R worksheets: merge and aggregate

Merging data frames

The inaugural data frame does not contain the party affiliation of the presidents. If we had that, we could do a number of additional analyses, for speech length or the degree to which presidents use terms like "freedom" or "democracy". This is a good opportunity to demonstrate how to merge data frames in R.

For convenience, we will use a smaller amount of data. Here is a small dataset of "recent inaugural addresses":

inaug.new = inaugural[ inaugural$year > 1960, ]

It contains 13 entries. We would like to make a new data frame that maps inaugural address years to the affiliation of the president. But how do you make a new data frame by hand (rather than reading one in from file)?

Here is how: You use the function data.frame( ). Inside the parentheses, you specify each column of the data frame. For example, to make a data frame with one column called "A" and one called "B", you could type:

my.example = data.frame(A = c(1,2,3), B = c(20, 30, 40))

So the column A contains the sequence of values 1,2,3 (in that order), and the column B contains the sequence 20, 30, 40.

Now we are ready for the data frame mapping inaugural address years to the affiliation of each president:

affiliation = data.frame(year = inaug.new$year, party = c("D", "D", "R", "R", "D", "R", "R", "R", "D", "D", "R", "R", "D"))

The "year" column in this data frame is a sequence of numbers that are the same as in inaug.new, and the "party" column is a sequence of either "D" or "R".

Now we want to merge the two data frames by their common column "year". And that is exactly what we say:

merge(inaug.new, affiliation, by = "year")

This produces a new data frame, and we can give it a name:

inaug.new.withparty = merge(inaug.new, affiliation, by = "year")

What merge( ) has done is to link every row in inaug.new to the matching row in affiliation.

We could have saved ourselves some work if we had defined party affiliations for presidents, not years, as some presidents appear multiple times in our data frame. (And we even have two different presidents with the same name and same affiliation in our data.) So we could also say:

affiliation = data.frame(president = c("Kennedy", "Johnson", "Nixon", "Carter", "Reagan", "Bush", "Clinton", "Obama"), party = c("D", "D", "R", "D", "R", "R", "D", "D"))

But now affiliation is a data frame with 9 rows, and inaug.new has 13 rows. What will merge( ) do?

merge(inaug.new, affiliation, by = "president")

It actually does the right thing: It links each row in inaug.new to the single matching row in affiliation. After all, there is only one affiliation row with the right president name that each row in inaug.new could link to.

We save this new data frame to inaug.new, with the effect that we update the data frame to have a column named party.

inaug.new = merge(inaug.new, affiliation, by = "president")


Now suppose we wanted to know how often "freedom" was used by the Republican vs. the Democratic candidates.

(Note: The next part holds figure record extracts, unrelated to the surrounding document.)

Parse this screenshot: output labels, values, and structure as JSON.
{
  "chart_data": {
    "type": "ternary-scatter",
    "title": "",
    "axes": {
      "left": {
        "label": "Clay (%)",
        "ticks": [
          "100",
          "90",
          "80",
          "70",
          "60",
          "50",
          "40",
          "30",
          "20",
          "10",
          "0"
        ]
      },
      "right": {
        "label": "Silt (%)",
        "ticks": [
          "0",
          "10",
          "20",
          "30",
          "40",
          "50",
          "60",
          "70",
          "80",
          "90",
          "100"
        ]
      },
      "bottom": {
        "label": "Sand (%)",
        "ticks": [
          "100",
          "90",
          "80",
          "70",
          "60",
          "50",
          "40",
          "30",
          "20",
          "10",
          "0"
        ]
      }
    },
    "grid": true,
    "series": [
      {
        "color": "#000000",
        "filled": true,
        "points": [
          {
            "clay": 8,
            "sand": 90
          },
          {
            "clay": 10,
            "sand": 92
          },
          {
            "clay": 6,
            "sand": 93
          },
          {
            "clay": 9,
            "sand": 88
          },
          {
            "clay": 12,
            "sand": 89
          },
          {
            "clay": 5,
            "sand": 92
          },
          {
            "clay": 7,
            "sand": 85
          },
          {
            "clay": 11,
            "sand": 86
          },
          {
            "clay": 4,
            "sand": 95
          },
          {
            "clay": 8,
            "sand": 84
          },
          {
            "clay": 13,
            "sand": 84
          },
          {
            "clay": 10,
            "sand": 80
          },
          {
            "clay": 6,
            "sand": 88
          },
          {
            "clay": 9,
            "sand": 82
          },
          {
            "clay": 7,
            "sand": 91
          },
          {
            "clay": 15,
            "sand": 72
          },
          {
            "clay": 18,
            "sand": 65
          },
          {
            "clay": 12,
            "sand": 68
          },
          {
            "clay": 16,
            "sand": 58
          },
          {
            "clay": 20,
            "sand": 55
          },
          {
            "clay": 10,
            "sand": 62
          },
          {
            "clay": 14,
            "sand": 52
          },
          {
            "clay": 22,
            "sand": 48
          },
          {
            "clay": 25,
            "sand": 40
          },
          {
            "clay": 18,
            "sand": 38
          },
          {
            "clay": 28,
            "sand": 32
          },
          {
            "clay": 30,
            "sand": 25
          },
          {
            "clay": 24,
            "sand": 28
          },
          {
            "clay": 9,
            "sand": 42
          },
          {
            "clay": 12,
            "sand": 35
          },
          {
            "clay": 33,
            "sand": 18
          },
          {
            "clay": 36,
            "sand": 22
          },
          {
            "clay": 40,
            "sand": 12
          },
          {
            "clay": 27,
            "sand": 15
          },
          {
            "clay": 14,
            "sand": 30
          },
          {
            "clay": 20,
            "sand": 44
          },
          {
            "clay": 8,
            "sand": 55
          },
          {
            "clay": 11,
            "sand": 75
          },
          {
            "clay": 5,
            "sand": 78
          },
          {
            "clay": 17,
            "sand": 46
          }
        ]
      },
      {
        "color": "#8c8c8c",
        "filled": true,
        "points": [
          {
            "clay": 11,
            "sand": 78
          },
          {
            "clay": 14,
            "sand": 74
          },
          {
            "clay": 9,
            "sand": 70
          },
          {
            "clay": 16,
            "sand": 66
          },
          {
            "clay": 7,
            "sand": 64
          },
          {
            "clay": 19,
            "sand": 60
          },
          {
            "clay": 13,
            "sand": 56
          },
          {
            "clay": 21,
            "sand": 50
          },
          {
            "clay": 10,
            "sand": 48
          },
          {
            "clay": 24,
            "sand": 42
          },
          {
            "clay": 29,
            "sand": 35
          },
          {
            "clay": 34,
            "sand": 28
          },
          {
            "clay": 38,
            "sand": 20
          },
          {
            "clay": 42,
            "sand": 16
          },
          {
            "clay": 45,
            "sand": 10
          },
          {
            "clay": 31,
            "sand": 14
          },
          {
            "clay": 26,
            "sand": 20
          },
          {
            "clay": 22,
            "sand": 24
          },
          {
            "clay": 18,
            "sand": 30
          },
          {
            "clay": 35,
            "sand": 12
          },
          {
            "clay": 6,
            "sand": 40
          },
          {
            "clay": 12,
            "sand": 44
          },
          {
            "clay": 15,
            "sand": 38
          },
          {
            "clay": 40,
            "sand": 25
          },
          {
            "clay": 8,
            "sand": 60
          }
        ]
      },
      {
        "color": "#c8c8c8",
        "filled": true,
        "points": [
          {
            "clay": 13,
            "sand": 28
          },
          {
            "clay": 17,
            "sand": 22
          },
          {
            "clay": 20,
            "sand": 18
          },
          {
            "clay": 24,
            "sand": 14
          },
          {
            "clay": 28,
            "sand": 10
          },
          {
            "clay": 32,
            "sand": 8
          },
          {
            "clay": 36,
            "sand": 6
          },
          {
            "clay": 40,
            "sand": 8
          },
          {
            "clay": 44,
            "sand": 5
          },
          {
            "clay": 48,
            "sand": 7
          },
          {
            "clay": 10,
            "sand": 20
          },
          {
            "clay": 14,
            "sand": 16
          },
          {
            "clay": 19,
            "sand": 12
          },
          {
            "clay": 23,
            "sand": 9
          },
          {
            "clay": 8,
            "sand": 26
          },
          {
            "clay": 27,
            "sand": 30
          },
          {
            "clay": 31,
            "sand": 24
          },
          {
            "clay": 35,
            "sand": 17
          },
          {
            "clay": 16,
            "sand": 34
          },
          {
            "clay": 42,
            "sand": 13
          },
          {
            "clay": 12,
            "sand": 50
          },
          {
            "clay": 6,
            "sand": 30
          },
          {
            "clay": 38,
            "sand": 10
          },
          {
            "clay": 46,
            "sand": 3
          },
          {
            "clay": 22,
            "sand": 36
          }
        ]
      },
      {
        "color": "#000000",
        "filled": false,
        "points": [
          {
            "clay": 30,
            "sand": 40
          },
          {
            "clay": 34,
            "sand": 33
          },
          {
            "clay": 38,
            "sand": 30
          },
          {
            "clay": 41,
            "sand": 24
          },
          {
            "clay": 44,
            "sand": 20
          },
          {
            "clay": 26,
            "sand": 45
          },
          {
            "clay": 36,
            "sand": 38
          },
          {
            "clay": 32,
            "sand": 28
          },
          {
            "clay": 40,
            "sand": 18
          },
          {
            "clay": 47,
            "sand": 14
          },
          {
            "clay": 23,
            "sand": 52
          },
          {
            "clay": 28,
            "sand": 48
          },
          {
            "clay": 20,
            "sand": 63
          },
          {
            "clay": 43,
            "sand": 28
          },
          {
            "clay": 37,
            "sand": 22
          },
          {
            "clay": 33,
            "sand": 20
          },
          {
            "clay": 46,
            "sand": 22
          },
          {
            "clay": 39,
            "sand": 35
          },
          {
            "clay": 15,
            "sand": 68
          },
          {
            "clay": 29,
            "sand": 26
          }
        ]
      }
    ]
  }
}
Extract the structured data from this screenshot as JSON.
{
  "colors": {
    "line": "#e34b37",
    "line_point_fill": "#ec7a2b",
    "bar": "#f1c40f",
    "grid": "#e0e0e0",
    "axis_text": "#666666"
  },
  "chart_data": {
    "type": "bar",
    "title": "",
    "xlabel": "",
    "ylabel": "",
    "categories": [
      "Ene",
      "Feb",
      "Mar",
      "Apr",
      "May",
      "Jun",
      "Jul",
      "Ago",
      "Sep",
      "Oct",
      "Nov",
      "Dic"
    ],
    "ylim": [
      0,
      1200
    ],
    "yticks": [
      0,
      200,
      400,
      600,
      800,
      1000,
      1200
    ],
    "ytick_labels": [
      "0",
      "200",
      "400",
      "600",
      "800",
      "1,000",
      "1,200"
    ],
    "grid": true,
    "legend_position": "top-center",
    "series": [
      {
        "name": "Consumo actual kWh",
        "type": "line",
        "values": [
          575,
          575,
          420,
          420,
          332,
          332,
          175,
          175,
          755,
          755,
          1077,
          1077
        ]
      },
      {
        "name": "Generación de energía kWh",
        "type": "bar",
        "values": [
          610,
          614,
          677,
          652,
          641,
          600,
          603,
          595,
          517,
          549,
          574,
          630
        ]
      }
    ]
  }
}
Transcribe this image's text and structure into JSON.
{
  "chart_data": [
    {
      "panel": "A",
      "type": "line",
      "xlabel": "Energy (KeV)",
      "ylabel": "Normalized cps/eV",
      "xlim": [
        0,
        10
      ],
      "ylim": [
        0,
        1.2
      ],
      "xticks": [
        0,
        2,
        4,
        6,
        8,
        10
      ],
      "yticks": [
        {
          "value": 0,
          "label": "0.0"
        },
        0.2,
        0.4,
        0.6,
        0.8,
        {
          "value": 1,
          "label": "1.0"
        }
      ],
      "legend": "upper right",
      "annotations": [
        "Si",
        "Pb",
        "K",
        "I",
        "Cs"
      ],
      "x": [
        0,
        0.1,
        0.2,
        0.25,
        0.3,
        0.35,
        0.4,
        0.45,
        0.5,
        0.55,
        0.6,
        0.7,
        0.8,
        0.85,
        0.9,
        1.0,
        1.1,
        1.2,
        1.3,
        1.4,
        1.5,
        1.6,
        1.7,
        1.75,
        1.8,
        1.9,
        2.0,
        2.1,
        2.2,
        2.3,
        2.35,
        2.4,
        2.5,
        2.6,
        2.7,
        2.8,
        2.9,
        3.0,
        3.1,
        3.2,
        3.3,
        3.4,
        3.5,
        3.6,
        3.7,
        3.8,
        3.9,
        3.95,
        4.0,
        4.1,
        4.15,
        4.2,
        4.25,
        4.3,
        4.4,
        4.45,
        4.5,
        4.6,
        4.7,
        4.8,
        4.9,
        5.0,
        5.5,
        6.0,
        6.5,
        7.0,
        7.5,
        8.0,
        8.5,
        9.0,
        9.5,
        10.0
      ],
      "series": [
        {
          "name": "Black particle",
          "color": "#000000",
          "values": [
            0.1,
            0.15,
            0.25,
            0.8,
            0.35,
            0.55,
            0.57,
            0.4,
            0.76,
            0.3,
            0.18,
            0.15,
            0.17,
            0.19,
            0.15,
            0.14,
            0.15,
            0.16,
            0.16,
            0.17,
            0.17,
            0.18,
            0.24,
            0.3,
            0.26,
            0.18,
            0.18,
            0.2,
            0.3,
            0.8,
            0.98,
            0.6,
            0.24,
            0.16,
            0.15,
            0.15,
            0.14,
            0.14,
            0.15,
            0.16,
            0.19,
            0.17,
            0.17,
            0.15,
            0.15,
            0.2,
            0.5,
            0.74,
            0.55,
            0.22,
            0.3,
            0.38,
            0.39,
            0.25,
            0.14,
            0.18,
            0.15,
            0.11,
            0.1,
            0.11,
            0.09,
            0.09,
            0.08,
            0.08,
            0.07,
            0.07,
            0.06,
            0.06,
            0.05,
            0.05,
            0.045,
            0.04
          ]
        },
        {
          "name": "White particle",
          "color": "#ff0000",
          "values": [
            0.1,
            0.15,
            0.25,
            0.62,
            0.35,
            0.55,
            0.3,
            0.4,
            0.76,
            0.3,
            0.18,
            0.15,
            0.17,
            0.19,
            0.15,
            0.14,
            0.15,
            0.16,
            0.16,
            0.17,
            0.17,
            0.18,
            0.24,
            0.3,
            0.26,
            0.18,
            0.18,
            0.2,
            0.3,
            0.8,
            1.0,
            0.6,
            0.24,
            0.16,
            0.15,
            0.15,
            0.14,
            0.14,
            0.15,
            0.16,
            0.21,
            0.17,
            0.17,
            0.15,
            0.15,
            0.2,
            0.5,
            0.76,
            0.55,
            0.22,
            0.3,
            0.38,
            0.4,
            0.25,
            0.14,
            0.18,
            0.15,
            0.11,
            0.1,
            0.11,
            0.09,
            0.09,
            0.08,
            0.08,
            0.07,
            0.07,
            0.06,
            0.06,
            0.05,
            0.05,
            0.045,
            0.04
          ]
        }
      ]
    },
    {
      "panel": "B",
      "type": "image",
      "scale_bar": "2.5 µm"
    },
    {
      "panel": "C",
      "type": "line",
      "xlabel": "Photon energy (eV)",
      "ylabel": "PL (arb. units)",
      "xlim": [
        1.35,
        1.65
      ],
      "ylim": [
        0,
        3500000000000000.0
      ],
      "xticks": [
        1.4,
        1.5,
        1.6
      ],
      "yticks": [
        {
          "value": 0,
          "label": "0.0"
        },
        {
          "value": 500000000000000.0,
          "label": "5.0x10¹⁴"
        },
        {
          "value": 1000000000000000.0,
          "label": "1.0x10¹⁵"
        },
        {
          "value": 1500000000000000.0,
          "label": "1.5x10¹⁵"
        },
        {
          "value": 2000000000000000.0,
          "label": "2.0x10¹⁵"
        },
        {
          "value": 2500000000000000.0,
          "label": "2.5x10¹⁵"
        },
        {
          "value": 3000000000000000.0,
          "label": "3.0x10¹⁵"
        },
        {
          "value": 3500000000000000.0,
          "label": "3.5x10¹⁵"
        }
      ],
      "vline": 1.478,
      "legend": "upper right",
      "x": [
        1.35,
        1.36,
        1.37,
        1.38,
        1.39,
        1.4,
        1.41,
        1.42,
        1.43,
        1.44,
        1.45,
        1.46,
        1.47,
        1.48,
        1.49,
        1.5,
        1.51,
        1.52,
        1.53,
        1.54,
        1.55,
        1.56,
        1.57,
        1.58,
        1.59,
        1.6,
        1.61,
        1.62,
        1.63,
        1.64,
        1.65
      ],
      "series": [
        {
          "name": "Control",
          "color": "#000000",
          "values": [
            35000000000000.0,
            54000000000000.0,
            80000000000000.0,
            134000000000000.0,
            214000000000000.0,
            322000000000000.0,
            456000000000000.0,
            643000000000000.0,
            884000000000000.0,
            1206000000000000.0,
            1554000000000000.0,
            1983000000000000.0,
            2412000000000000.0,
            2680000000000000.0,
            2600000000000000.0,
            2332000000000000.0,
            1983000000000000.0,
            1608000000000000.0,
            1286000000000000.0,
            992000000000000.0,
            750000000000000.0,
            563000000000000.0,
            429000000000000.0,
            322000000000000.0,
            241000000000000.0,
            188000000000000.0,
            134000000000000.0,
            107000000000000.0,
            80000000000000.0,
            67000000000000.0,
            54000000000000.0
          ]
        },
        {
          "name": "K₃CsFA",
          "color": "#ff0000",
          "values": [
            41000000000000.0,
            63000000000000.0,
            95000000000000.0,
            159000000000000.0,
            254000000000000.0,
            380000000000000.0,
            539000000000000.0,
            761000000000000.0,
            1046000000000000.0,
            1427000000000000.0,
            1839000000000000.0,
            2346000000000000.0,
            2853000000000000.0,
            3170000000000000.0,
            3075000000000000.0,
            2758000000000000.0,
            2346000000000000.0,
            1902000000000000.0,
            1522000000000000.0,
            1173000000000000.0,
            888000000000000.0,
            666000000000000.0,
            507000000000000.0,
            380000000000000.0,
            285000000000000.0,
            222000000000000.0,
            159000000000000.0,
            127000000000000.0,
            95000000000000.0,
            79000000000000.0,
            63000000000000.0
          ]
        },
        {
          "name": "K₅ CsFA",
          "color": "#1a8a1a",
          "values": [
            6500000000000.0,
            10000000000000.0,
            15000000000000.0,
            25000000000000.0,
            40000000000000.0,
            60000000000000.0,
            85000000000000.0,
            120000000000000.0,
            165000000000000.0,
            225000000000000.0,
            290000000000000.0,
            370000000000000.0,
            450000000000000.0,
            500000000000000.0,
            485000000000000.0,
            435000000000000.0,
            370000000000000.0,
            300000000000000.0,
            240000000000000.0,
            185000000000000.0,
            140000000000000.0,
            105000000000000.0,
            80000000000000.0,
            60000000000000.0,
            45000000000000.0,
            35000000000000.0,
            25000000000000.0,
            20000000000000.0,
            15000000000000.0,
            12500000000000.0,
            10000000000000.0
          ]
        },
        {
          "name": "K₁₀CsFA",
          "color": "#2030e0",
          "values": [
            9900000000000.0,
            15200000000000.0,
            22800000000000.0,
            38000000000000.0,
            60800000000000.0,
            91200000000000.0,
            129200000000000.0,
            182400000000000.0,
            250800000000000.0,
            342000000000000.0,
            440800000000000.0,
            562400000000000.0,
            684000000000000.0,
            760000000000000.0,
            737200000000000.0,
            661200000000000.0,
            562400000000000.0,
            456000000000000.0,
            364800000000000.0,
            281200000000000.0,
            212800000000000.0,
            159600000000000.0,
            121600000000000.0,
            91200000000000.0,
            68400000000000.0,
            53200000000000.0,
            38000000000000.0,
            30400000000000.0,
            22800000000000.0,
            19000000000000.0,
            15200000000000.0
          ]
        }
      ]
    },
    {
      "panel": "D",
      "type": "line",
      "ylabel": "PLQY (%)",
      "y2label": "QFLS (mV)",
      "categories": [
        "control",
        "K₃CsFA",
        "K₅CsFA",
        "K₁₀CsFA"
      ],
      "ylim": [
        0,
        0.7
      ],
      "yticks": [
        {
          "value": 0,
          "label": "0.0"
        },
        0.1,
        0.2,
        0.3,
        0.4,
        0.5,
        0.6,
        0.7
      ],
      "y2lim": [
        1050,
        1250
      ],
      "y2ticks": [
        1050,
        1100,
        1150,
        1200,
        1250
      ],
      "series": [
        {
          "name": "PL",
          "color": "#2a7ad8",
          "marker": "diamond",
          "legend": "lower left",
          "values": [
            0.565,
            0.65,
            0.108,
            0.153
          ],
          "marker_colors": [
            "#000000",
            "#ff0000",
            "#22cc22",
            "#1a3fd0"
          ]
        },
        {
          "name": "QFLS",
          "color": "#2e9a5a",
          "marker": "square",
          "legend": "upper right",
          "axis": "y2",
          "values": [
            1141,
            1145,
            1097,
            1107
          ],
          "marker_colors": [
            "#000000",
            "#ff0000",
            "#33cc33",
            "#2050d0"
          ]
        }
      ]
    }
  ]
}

We can just use a constraint:

> sum(inaug.new[inaug.new$party == "D",]$freedom)

[1] 18

> sum(inaug.new[inaug.new$party == "R",]$freedom)

[1] 66

(Although if we were really interested in this, we should use relative frequencies, not absolute frequencies. )

Or, if we want to do a lot of processing on the Republicans versus the Democrats separately, we can give names to the two sub-data frames:

> inaug.new.d = inaug.new[inaug.new$party == "D",]

> inaug.new.r = inaug.new[inaug.new$party == "R",]

> sum(inaug.new.d$freedom)

[1] 18

> sum(inaug.new.r$freedom)

[1] 66

Or better with relative frequencies:

> sum(inaug.new.d$freedom)/sum(inaug.new.d$length)

[1] 0.001540568

> sum(inaug.new.r$freedom)/sum(inaug.new.r$length)

[1] 0.003856492

And there is a third option: We can use the R function aggregate( ). It  first divides a data frame up into sub-data frames according to the value of some columns (for example party), and then applies a function (for example sum()) to each sub-data frame separately. Note that it does not return the sub-data frames, it only returns the results from each group:

> aggregate(inaug.new$freedom, list(inaug.new$party), sum)

  Group.1  x

1       D 18

2       R 66

This says: compute sum() (3rd parameter) over inaug.new$freedom (1st parameter), but do it separately for each value of inaug.new$party (2nd parameter). The 2nd parameter is a list() because we could in principle separate the data frame by more than one column.

Here is the mean length of speeches separately by party:

> aggregate(inaug.new$length, list(inaug.new$party), mean)

  Group.1        x

1       D 1947.333

2       R 2444.857

Other options; You can also define a function yourself that you want to give as a 3rd parameter to aggregate( ). And there are further options for applying functions to whole data frames: tapply, lapply, and sapply, as well as the functions in the package plyr.